Das Medium ist die Botschaft

Der Vergleich der Digitalisierung mit der Etablierung der Schrift oder der Verbreitung des Buchdrucks ist durchaus nicht an den Haaren herbeigezogen. Im Gegenteil ließe sich in der Rückschau vielleicht etwas darüber lernen, wie sich eine Berufsorientierung auf radikal geänderte Rahmenbedingungen einstellen kann. Man könnte vermutlich die These wagen, dass ein zu stark formalisiertes Ausbildungswesen mit der Geschwindigkeit der digitalen Innovationen überhaupt nicht mehr Schritt halten kann und damit der Abschluss einer geregelten Ausbildung oder eines vertiefenden Studiums zugunsten eines eher modular aufgebauten und ständigen Kompetenzerwerbs an Bedeutung verlieren wird. Vielleicht muss eine Berufsorientierung, die bislang den Anspruch vertrat, den Fachkräfte von morgen mit Methoden von gestern etwas über die Arbeitswelt von übermorgen zu vermitteln, künftig auch etwas bescheidener auftreten, weil schlicht niemand absehen kann, welche Tätigkeiten in wenigen Jahrzehnten überhaupt noch Basis einer Erwerbstätigkeit sind. Und noch mehr spricht dafür, junge Menschen viel stärker in ihren Selbstlernfähigkeiten und ihrer kritischen Offenheit gegenüber Digitalisierungstendenzen zu stärken, statt sie in Schule, Ausbildung und Studium auf konkrete Wissensbestände zu eichen. Denn die Digitalisierung wird ebenso wenig der Untergang der Menschheit sein wie es der Buchdruck war.
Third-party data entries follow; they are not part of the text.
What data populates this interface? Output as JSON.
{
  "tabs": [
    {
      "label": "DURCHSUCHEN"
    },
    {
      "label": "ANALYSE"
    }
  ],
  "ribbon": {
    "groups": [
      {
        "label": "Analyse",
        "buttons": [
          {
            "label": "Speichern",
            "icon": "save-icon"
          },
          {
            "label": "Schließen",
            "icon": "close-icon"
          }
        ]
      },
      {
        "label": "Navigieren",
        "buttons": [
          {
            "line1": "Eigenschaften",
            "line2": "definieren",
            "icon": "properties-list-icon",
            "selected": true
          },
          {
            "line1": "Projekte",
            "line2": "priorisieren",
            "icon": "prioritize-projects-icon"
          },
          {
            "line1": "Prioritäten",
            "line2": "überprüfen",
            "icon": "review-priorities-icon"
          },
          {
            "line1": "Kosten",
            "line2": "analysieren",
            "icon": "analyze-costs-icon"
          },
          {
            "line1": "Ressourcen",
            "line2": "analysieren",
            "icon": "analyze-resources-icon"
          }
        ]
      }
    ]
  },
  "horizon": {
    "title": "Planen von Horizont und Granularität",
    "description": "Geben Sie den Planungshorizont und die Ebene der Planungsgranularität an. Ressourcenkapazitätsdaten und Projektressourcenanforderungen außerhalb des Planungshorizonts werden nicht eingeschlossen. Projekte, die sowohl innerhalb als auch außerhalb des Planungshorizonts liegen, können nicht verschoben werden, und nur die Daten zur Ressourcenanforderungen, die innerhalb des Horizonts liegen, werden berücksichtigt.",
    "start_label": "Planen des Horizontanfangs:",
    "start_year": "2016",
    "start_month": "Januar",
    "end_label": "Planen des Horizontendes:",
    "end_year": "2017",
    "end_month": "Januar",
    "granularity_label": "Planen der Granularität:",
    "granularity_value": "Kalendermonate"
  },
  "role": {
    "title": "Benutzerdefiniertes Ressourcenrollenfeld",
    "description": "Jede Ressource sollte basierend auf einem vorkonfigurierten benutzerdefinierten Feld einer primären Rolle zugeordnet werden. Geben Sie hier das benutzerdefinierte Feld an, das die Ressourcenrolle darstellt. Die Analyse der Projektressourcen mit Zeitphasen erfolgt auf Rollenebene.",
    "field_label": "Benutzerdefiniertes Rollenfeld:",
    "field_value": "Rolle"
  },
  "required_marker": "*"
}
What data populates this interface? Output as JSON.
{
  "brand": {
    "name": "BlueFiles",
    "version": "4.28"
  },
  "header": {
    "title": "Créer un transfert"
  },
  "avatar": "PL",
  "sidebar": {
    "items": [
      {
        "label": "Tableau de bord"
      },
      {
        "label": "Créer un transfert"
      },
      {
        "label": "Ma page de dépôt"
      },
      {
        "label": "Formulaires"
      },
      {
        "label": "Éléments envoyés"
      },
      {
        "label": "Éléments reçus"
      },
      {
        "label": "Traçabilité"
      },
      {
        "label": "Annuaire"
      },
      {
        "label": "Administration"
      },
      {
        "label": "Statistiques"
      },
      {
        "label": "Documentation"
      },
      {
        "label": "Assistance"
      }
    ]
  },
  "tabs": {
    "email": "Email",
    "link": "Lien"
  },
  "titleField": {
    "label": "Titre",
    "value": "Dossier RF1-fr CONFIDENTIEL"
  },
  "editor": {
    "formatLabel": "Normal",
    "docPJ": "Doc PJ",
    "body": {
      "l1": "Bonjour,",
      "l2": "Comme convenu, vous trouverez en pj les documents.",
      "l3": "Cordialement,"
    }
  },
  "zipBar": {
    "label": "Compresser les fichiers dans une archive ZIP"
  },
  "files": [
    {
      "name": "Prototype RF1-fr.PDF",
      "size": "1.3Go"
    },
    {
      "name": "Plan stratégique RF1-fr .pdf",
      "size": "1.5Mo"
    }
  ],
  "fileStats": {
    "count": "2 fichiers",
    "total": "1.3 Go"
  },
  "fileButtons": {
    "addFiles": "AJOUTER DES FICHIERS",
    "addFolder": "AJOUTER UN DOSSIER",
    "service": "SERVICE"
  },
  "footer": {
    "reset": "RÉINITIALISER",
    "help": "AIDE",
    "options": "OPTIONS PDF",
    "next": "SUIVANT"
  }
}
Unter die Räder gekommen sind seinerzeit bestimmte Institutionen, Regeln und Verfahren – nicht aber die Menschen und Arbeitskräfte, die sich dank Meta-Fähigkeiten wie Anpassungsgeschwindigkeit, Offenheit, aktive und passive Kritikfähigkeit, Medienkompetenz und vielem mehr auf die geänderten Rahmenbedingungen einstellen konnten.